Ayı Piyasası asla gerçekten gelmedi: mevcut piyasa düşündüğünüz gibi değil!
Son zamanlarda piyasa sürekli dalgalanma ve düşüş yaşıyor, birçok ses "Ayı Piyasası'nın gelip gelmediğini" tartışmaya başladı. Ancak gerçekten sakinleşip düşündün mü: Ayı Piyasası tam olarak nedir?
Birçok sıradan yatırımcı için, piyasa sürekli düştüğünde, bu genellikle Ayı Piyasası'nın geldiği anlamına geliyor - hatta Bitcoin şu anda 90.000 dolarlık görece yüksek seviyede olmasına rağmen. Ayrıca birçok kişi, fiyatın düştüğünü gördükten sonra, kendi değerlendirmelerini desteklemek için makro ortam, kurumsal hareketler, politika değişiklikleri, döngüsel düzenler gibi çeşitli nedenler aramaya alışkındır ve ardından kesin bir şekilde başkalarına şunu söyler: Ayı Piyasası geldi.

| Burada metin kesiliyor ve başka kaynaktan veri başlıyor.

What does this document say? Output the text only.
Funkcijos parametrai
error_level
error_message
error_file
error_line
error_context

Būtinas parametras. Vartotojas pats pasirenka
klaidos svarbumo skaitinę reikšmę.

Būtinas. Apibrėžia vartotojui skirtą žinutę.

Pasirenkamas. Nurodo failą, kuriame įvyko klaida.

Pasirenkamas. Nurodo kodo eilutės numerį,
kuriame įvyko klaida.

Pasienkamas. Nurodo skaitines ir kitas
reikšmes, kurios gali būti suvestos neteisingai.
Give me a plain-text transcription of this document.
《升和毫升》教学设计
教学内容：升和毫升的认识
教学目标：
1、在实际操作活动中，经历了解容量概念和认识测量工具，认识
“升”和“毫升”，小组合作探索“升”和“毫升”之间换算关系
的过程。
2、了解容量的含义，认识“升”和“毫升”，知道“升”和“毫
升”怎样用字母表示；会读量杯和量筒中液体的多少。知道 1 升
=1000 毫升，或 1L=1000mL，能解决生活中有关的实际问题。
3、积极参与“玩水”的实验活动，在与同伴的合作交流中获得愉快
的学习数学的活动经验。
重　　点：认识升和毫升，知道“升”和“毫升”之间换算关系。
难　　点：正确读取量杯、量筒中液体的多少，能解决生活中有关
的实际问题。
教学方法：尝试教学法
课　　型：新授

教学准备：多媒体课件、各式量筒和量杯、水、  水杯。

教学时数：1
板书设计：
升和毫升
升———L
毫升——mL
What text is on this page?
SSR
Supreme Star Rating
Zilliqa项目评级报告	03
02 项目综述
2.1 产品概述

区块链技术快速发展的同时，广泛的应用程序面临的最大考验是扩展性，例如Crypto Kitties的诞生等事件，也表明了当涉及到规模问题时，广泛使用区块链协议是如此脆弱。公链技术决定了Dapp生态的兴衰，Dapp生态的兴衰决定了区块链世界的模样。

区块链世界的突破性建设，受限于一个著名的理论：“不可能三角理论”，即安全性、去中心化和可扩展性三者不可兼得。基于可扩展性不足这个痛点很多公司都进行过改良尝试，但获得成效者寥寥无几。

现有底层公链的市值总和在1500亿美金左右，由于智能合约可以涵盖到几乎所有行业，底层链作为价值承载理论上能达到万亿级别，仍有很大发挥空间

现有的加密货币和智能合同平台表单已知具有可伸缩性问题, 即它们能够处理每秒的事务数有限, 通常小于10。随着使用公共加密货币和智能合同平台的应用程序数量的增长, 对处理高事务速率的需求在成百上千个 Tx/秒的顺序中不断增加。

Daha mantıklı yatırımcılar, boğa ve ayı piyasalarının aslında göreceli olduğunu düşünebilir. Eğer maliyetiniz 20 bin dolar ise, şu anda sizin için hala boğa piyasası olabilir; ancak eğer 120 bin dolara aldıysanız, şu anda gerçekten ayı piyasası gibi görünüyor. Bu kişisel maliyetlere dayalı yargı kendisi açısından sorun teşkil etmese de, "maliyet algı yanlılığı"na kapılmamaya dikkat etmeliyiz – kaybettiğimiz için ayı piyasası, kazandığımız için boğa piyasası olduğunu düşünemeyiz.
Gerçekten de, farklı insanlar boğa ve ayı piyasası değerlendirme kriterlerini farklı şekillerde belirliyor: Kimisi fiyatın 200 günlük hareketli ortalamayı aşıp aşmadığını ölçerken, kimisi piyasa duygusunun ne kadar karamsar olduğunu dikkate alıyor.
Peki, Ayı Piyasası tam olarak nedir?
Bir noktayı netleştirmemiz gerekiyor: Bitcoin ve altcoinlerin boğa ve ayı döngüleri, bu döngüde belirgin bir yapısal farklılık göstermektedir.
Tarihsel döngüleri incelediğimizde bazı önemli değişiklikler keşfedebiliriz:
· 2017 yılındaki boğa piyasası esasen küçük yatırımcıların hisleriyle yönlendirildi, o dönemde neredeyse tüm altcoinlerde şaşırtıcı yükselişler görüldü, on kat, yüz kat artışlar nadir değildi. · 2021 yılındaki boğa piyasası, küresel pandeminin getirdiği para politikası genişlemesiyle birleşti ve kurumlar temkinli bir şekilde girmeye başladı, ancak küçük yatırımcıların FOMO duygusu hâlâ baskın güç oldu.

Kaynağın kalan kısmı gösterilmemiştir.